Yes you do get a hot meal and the flight attendant does hang your coat for you, but come on, this is standard sardine style economy seating (it doesn't look too bad in the photo only because that's the first row in the plane). Even United, which has become a miserable excuse for an airline, doesn't have the chutzpah to market its Economy Plus product as business class and it's at least got an extra five inches of legroom!

Talking about United, I can't believe how bad their long-haul international business class is. Yes they have supposedly started rolling out a new flat seat (at last, only a decade behind their competitors) but I've yet to actually see it in the wild, and in the meantime it seems that they've decided to do zero maintenance on the old seats (or their scarily old flight attendants).

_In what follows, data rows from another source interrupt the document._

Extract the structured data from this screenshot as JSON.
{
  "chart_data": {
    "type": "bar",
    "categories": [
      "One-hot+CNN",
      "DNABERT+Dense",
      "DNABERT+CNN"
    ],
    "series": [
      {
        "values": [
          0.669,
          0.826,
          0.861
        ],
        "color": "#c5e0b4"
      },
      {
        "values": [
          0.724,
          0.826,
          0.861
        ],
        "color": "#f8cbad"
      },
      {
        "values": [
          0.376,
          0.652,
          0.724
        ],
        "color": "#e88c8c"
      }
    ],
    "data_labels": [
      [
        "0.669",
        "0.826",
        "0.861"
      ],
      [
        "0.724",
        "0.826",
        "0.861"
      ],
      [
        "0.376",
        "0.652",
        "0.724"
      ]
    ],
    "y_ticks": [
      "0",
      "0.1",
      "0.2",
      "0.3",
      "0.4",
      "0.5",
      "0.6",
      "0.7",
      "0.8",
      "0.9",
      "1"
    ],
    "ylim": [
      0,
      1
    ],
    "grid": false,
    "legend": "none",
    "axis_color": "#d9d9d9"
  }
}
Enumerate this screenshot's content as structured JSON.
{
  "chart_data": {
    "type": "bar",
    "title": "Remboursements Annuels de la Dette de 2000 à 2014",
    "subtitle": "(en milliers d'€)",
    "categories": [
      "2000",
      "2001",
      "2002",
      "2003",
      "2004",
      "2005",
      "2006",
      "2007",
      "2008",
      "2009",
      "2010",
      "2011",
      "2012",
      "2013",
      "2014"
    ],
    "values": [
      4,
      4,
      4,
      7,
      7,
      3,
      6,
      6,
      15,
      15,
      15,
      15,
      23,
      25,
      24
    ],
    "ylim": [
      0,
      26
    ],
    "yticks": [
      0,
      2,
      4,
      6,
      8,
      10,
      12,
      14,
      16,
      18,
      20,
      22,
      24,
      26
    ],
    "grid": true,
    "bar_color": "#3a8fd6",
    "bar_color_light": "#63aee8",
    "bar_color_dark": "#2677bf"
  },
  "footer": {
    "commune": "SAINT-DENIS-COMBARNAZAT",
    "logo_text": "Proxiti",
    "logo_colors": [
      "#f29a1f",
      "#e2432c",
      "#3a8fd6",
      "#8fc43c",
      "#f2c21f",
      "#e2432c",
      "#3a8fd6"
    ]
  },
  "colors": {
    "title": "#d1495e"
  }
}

Then there's the new Star Alliance lounge at Heathrow Terminal 1. It's in a different class to United's pathetic "Red Carpet" lounges, meaning that it provides the services that everywhere else in the world are standard in an international business class lounge. With one exception. It's supposed to have free wireless internet but the signal hovers between "very low" and "no signal".

It turns out that they don't actually have a transmitter in there and are relying on picking up the signal from the First Class lounge! When you spend tens or even hundreds of thousands of dollars on fitting out a lounge, I suppose it makes sense not to spend an extra fifty bucks on a wireless hub, because then you might, shock horror, actually provide a decent service to your customers.

The constant incompetence and stupidity of this entire industry just gives me a headache!